Truth is, having hair longer than most of his female friends can pose a problem for a football player.
"I get it pulled quite a bit from the offensive linemen," Como said. "Sometimes that gets old and doesn't feel too good."
It hasn't stopped him yet. Como was KU's leading tackler with eight stops against Louisiana-Monroe, and he already has four tackles for a loss this season.
Como was expected to get an increased role on the defensive line this year, with the loss of Charlton Keith and Jermial Ashley. But really, who expected a Southern California guy through-and-through to find his niche in Kansas to begin with?
Como grew up in Dana Point, Calif., an ocean-front town that neighbors pop-culture paradise Laguna Beach. After playing two years at Saddleback junior college in nearby Mission Viejo, Calif., Como signed with Kansas and left for Lawrence as a mid-year transfer in January.
"Right when I got here, there was snow and everything when I was walking to class," Como said. "It was really different."
Behind Keith and Ashley, Como's duties were limited to being a third-down pass-rush specialist in 2005, his junior year. He racked up 13 tackles, including four for a loss playing in all 12 games.
In the meantime, he became one of the team's most popular players.
"He just lets it loose," linebacker Mike Rivera said. "He just has fun. He keeps it fun on the field. Paul's a good guy."

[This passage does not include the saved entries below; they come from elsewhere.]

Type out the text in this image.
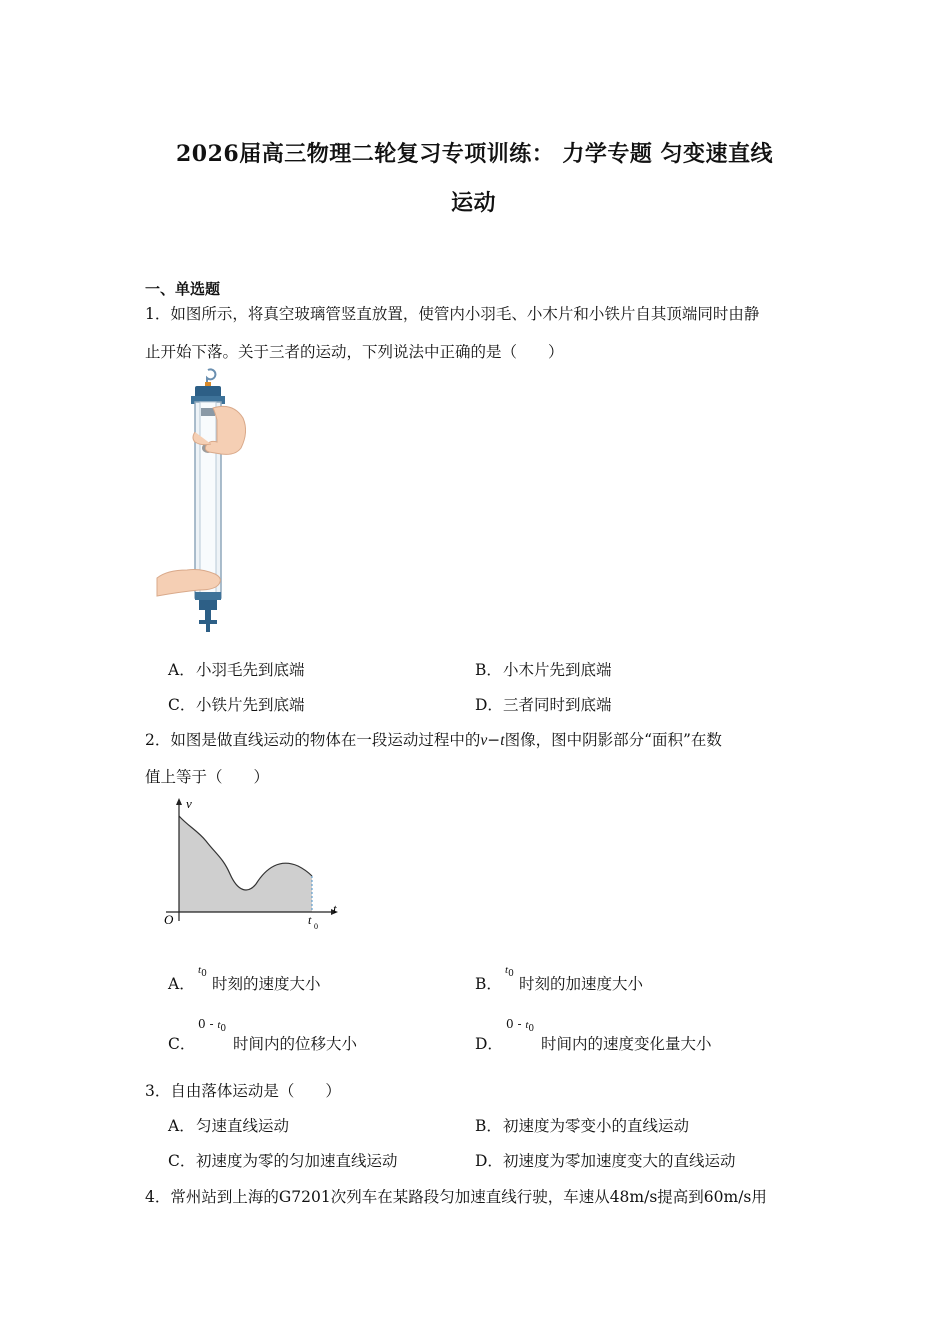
2026届高三物理二轮复习专项训练： 力学专题 匀变速直线
运动
一、单选题
1．如图所示，将真空玻璃管竖直放置，使管内小羽毛、小木片和小铁片自其顶端同时由静
止开始下落。关于三者的运动，下列说法中正确的是（　　）
A．小羽毛先到底端	B．小木片先到底端
C．小铁片先到底端	D．三者同时到底端
2．如图是做直线运动的物体在一段运动过程中的v−t图像，图中阴影部分“面积”在数
值上等于（　　）
v
t
O	t 0
A．
$t_0$
时刻的速度大小	B．
$t_0$
时刻的加速度大小
C．
$0 - t_0$
时间内的位移大小	D．
$0 - t_0$
时间内的速度变化量大小
3．自由落体运动是（　　）
A．匀速直线运动	B．初速度为零变小的直线运动
C．初速度为零的匀加速直线运动	D．初速度为零加速度变大的直线运动
4．常州站到上海的G7201次列车在某路段匀加速直线行驶，车速从48m/s提高到60m/s用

With roughly a dozen major contributors on defense lost after last season, KU's coaching staff examined and dissected their available options for '06. What they found was that they needed Paul Como in every play - but not always in the same spot.
The new bandit
Como is now KU's starting defensive end opposite Rodney Allen, as expected when most pundits examined KU's 2006 roster.
But third-down plays were a different story. Piecing together the puzzle, defensive coordinator Bill Young approached Como about the possibility of Como moving back to outside linebacker in addition to his defensive-end duties - oftentimes in successive plays.
Como was all for it, and KU's new defensive utility player was made.
"It's been a lot of fun moving around and not just playing strictly defensive end, but playing a little bit of outside linebacker, too," Como said. "In junior college, I played middle linebacker, so I'm real comfortable with the position and being able to do both things."
KU has seen the benefits. Last year's outside-linebacker specialist for the third-down package was Brandon Perkins, who didn't play much outside of those situations and wasn't asked to do much beside what he was good at - rushing the quarterback.
Como, though, is versatile enough to pressure the quarterback AND drop back into pass coverage. Not bad for a defensive lineman, but not surprising to Mangino, either.
"Paul was a linebacker in junior college," Mangino said. "He ran pretty decent for a linebacker, but he was a thick kid. We thought if he could put another 10-12 pounds of lean body weight on, we could play him down. It's worked out very well."
Not to be forgotten in all this, Como also retains the always-important team lead in hair length, too, despite valiant efforts by Rivera, David Ochoa, Derek Fine, Ryan Cantrell and Kerry Meier, among others.
Como was the pioneer of the Jayhawks' recent hair revolution. But Mangino isn't holding it against him.
Heck, when the mane gets that long, you've just got to let it go.
"He jokes around a little bit with it," Como said, "but I don't think he has a problem with it."